Easy Filtering of IoT Data Streams with Azure Stream Analytics and JSON reference data

I am currently working on an next-gen widget dispenser solution that is gradually being rolled out to trial sites across Australia. The dispenser hardware is a modern platform that provides telemetry data that can be used for various purposes by the locations at which the dispenser is deployed and potentially by other third parties.

In addition to these next-gen dispensers we already have existing dispenser hardware at the locations that emits telemetry that we already use for other purposes in our solution. To our benefit both the new and existing hardware emits the same format telemetry data 🙂

A sample telemetry entry is shown below.

sample-data.json

{
  "LocationId": "NSW2143",
  "DispenserNumber": 1,
  "WidgetTypeNumber": 24,
  "WidgetTypeName": "Demo Widget",
  "DispenserEventId": "3960157e-1dc5-482a-afa6-6a8e80bfa167",
  "ControlMode": 1,
  "EventType": 3,
  "EventTimeUTC": "2018-01-11T07:18:01+00:00"
}

We take all of the telemetry data from new and old hardware at all our sites and feed it into an Azure Event Hubs which allows us to perform multiple actions, such as archival of the data to Blob Storage using Azure Event Hub Capture and processing the streaming data using Azure Stream Analytics.

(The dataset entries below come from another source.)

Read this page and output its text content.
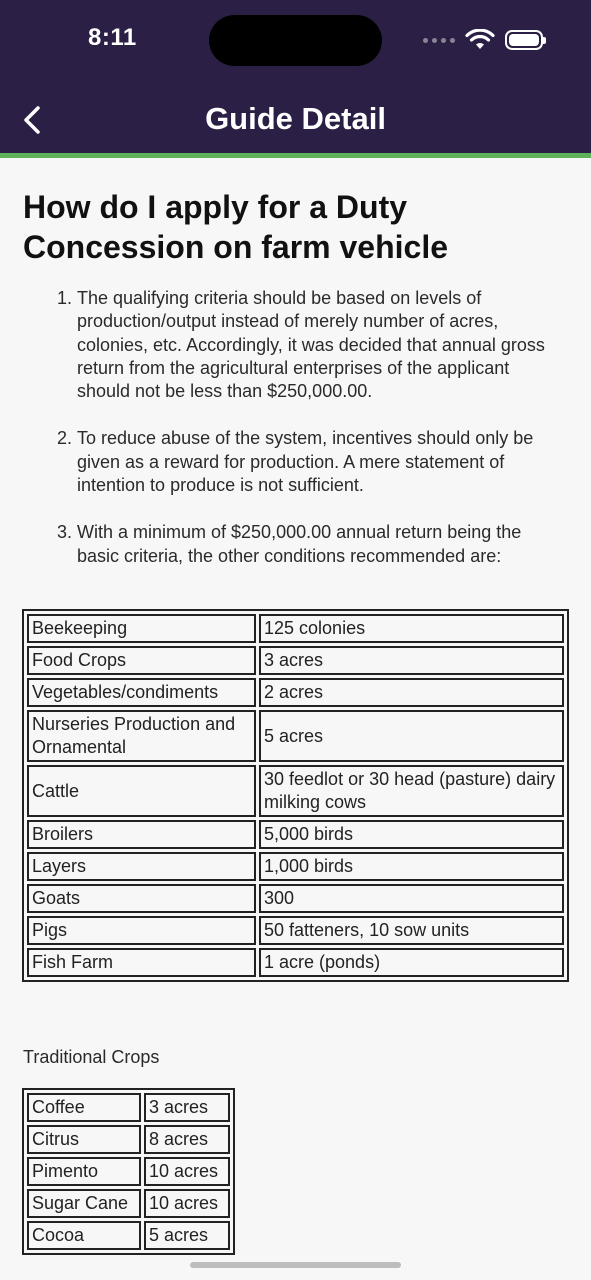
8:11
Guide Detail
How do I apply for a Duty Concession on farm vehicle
1. The qualifying criteria should be based on levels of production/output instead of merely number of acres, colonies, etc. Accordingly, it was decided that annual gross return from the agricultural enterprises of the applicant should not be less than $250,000.00.
2. To reduce abuse of the system, incentives should only be given as a reward for production. A mere statement of intention to produce is not sufficient.
3. With a minimum of $250,000.00 annual return being the basic criteria, the other conditions recommended are:
Beekeeping	125 colonies
Food Crops	3 acres
Vegetables/condiments	2 acres
Nurseries Production and Ornamental	5 acres
Cattle	30 feedlot or 30 head (pasture) dairy milking cows
Broilers	5,000 birds
Layers	1,000 birds
Goats	300
Pigs	50 fatteners, 10 sow units
Fish Farm	1 acre (ponds)
Traditional Crops
Coffee	3 acres
Citrus	8 acres
Pimento	10 acres
Sugar Cane	10 acres
Cocoa	5 acres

We decided we wanted to do some additional early stage testing with some of the next-gen hardware at a few sites. As part of this testing we also wanted to push the data for just specific hardware to a partner organisation we are working with. So how did we achieve this?

The first step was to setup another Event Hub. We knew this partner would not have any issues consuming event data from a Hub and it made the use of Stream Analytics an obvious way to process the incoming complete stream and ensure only the data for dispensers and sites we specify is sent to the partner.

Stream Analytics has the concept of Reference Data which takes the form of slow-moving (or static) data that can be read from a blob storage account in Azure.

We identified our site and dispensers and created our simple Reference Data JSON file - sample below.

reference-data.json

{
    "LocationId" : "NSW2143",
    "PartnerDispensers" : [ 1, 2, 3 ]
}

The benefit of this format is that we can manage additional sites and dispenser by simply editing this file and uploading to blob storage! Stream Analytics even helps us by providing a useful naming scheme for files so you don't even need to stop your Stream Analytics Job to update it! We uploaded our first file to a location that had the path of

/siterefdata/2018-01-09/11-40/sitedispensers.json

In future when we want to update the file, we edit it and then upload to blob storage at, say

/siterefdata/2018-02-01/00-00/sitedispensers.json

When the Job hits this date / time (UTC) it will simply pick up the new reference data - how cool is that?!

In order to use the Reference Data auto-update capability you need to set up the path naming scheme when you define the reference data as an input into the Stream Analytics Job. If you don't need the above capability your can simply hard code the path to, say, a single file.

The final piece of the puzzle was to write a Stream Analytics Job that used the Reference Data JSON as one input and read the site identifier and dispensers from the included integer array. Thankfully, the in-built GetArrayElements Function came in handy, along with CROSS APPLY which gives us the ability to iterate over the elements and use them handily in the WHERE clause of the query!

sample-query.asaql

SELECT
    RD.DispenserEventId AS EventId,
    RD.DispenserNumber,
    RD.LocationId,
    RD.EventTimeUTC AS Timestamp
INTO
    ehpartnerdata
FROM
    ehrawdispenserfeed RD
JOIN siteandispenserlist SDL ON RD.LocationId = SDL.LocationId
CROSS APPLY GetArrayElements(SDL.PartnerDispensers) As SiteDispenser
WHERE
    RD.EventType = 2
    AND
    SiteDispenser.ArrayValue = RD.DispenserNumber

The resulting solution now handily carves off the telemetry data for just the dispensers we want at the sites we list and writes them to an Event Hub the partner organisation can use.

I commented online that this sort of solution, and certainly one that scales as easily as this will, would have been something unachievable for most organisations even just a few years ago.

The cloud, and specifically Azure, has changed all of that!

Happy Days 😎